I am a BIG fan of the show Shark Tank, a show where successful entrepreneurs fight over promising start-ups, and ruthlessly chew up the unprepared. Five investors (the sharks) listen to and negotiate deals with business owners looking for financing to help start, grow, or save their business in exchange for a piece of the pie. But it’s not as easy to get a deal as one may think.
An example: When three ice cream makers first lined up in front of the Sharks to pitch their product, they generated some friendly conversation. After all, the concept of morphing together beer and America’s favorite frozen treat is bound to appeal to our inner glutton. However, when the investors started asking the entrepreneurs tough questions about their finances, the men from The Brewer’s Cow had a minor meltdown. Whether the Connecticut-based founders were the victims of calculated editing or simply unprepared, their presentation lacked a certain professionalism. The final verdict? A flurry of “I’m outs” from the Sharks.
Yes, the episodes are entertaining and no, it’s not fun to hear that the product and business that you’ve worked a long time to create is worthless (to them) but there are also some valuable lessons to be learned both as a business owner and an individual.

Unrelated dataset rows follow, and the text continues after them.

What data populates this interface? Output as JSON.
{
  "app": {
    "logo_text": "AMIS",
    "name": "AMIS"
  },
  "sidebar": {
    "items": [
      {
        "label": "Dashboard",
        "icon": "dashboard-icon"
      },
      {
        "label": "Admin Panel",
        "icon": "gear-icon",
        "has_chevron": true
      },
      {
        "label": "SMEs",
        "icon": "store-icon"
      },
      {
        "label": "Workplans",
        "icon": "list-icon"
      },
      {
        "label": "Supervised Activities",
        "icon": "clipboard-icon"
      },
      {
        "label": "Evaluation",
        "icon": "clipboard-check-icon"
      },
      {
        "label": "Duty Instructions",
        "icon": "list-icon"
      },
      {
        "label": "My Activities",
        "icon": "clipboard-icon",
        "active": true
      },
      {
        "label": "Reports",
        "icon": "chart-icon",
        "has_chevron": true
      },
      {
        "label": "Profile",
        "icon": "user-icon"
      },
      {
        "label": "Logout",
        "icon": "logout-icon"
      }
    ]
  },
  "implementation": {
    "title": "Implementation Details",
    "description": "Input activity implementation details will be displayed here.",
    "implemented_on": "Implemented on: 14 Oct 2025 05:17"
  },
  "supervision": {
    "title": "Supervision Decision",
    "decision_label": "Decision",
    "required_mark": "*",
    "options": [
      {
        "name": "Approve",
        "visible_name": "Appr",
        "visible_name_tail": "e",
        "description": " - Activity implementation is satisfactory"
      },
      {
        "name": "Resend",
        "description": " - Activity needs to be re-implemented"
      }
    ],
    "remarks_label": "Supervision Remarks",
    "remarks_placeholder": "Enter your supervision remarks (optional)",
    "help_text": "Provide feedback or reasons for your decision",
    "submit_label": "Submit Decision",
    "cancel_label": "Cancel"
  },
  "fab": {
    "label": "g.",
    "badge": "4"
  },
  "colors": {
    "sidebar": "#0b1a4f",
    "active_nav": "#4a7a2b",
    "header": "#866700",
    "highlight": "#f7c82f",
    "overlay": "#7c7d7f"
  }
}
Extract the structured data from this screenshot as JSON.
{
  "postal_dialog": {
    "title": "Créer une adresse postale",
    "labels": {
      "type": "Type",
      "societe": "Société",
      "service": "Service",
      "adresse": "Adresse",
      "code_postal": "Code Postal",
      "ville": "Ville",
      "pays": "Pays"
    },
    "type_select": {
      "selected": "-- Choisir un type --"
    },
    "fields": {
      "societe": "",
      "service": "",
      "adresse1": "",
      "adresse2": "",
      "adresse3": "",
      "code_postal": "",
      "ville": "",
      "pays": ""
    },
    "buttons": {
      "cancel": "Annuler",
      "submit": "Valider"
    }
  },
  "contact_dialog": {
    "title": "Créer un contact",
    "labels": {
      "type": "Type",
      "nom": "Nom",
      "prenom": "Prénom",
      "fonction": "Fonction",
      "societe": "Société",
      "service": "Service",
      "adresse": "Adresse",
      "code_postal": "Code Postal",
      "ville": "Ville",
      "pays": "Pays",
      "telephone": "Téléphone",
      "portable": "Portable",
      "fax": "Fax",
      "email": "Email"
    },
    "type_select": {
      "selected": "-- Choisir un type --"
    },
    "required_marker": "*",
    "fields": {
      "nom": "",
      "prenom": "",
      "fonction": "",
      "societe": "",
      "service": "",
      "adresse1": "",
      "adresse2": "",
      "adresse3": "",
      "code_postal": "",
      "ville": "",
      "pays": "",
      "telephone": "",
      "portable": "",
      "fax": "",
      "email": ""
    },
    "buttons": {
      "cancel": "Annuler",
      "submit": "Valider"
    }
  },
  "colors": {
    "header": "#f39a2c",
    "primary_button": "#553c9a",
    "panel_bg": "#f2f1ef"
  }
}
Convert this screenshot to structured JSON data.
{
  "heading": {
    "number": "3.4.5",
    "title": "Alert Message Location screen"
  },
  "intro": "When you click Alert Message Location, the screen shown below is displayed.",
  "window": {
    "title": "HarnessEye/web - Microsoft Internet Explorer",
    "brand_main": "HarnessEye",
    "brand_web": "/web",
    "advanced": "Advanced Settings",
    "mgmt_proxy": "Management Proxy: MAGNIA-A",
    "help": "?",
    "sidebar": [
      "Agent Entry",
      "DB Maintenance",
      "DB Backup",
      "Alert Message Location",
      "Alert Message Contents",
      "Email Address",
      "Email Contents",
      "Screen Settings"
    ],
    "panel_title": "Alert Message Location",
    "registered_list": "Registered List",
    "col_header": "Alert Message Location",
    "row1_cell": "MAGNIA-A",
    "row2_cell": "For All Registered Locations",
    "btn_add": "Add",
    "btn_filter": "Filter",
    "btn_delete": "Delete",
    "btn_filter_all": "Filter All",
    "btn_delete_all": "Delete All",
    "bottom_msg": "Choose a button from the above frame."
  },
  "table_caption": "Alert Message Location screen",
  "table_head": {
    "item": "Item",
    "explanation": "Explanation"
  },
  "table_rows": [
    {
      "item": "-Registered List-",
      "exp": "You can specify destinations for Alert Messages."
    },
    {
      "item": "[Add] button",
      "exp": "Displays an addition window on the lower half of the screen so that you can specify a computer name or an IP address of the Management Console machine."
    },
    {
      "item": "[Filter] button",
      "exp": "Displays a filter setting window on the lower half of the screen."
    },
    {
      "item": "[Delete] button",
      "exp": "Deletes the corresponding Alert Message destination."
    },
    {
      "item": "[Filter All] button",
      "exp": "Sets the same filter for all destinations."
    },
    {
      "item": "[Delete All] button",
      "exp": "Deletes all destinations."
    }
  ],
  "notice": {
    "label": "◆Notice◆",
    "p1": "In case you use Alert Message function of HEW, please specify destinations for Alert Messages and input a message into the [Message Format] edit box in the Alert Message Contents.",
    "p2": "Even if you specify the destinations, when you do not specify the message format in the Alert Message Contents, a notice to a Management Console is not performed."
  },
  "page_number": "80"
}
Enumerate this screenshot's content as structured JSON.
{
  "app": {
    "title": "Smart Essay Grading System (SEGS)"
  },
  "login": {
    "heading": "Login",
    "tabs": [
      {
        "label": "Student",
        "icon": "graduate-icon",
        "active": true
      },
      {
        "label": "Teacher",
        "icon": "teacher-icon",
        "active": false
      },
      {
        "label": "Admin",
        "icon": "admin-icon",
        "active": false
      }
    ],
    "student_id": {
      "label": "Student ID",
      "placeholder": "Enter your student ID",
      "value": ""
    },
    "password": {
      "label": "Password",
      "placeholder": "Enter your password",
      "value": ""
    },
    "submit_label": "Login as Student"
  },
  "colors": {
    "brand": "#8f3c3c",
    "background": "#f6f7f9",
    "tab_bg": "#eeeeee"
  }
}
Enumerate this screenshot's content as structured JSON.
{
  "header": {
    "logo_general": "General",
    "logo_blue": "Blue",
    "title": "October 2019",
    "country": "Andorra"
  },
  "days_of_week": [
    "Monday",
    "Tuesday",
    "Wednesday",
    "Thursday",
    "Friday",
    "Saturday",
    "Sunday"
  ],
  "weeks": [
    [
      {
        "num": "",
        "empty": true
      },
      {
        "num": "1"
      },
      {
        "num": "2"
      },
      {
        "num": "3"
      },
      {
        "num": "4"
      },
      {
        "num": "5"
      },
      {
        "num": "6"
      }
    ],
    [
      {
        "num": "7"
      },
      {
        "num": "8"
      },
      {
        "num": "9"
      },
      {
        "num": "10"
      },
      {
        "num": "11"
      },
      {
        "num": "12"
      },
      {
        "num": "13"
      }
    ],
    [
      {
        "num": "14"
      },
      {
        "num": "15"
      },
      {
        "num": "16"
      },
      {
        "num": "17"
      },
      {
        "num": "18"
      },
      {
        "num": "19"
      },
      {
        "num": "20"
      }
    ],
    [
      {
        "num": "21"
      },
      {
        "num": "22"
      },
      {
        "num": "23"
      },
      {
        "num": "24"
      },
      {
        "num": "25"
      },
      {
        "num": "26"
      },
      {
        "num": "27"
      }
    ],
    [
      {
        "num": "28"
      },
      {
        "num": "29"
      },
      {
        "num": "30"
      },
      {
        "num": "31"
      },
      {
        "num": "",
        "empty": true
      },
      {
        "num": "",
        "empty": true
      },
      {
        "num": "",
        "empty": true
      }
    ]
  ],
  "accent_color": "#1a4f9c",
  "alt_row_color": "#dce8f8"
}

Most importantly – Know your numbers. This is the number one lesson from Shark Tank. Whether you’re presenting to a team of investors or simply working to grow your business, it’s critical that you understand how much cash is coming in to and going out of the business. You may have a tremendous knowledge of your industry and passion for your product, but passion only gets you so far.
Not a business owner? Knowing your numbers is also important for running your household – how much is coming in vs. how much do we spend. If your monthly expenses are greater than your monthly income, you’ll need to reassess where you are spending your money otherwise the only thing that will be going up is your credit card balance.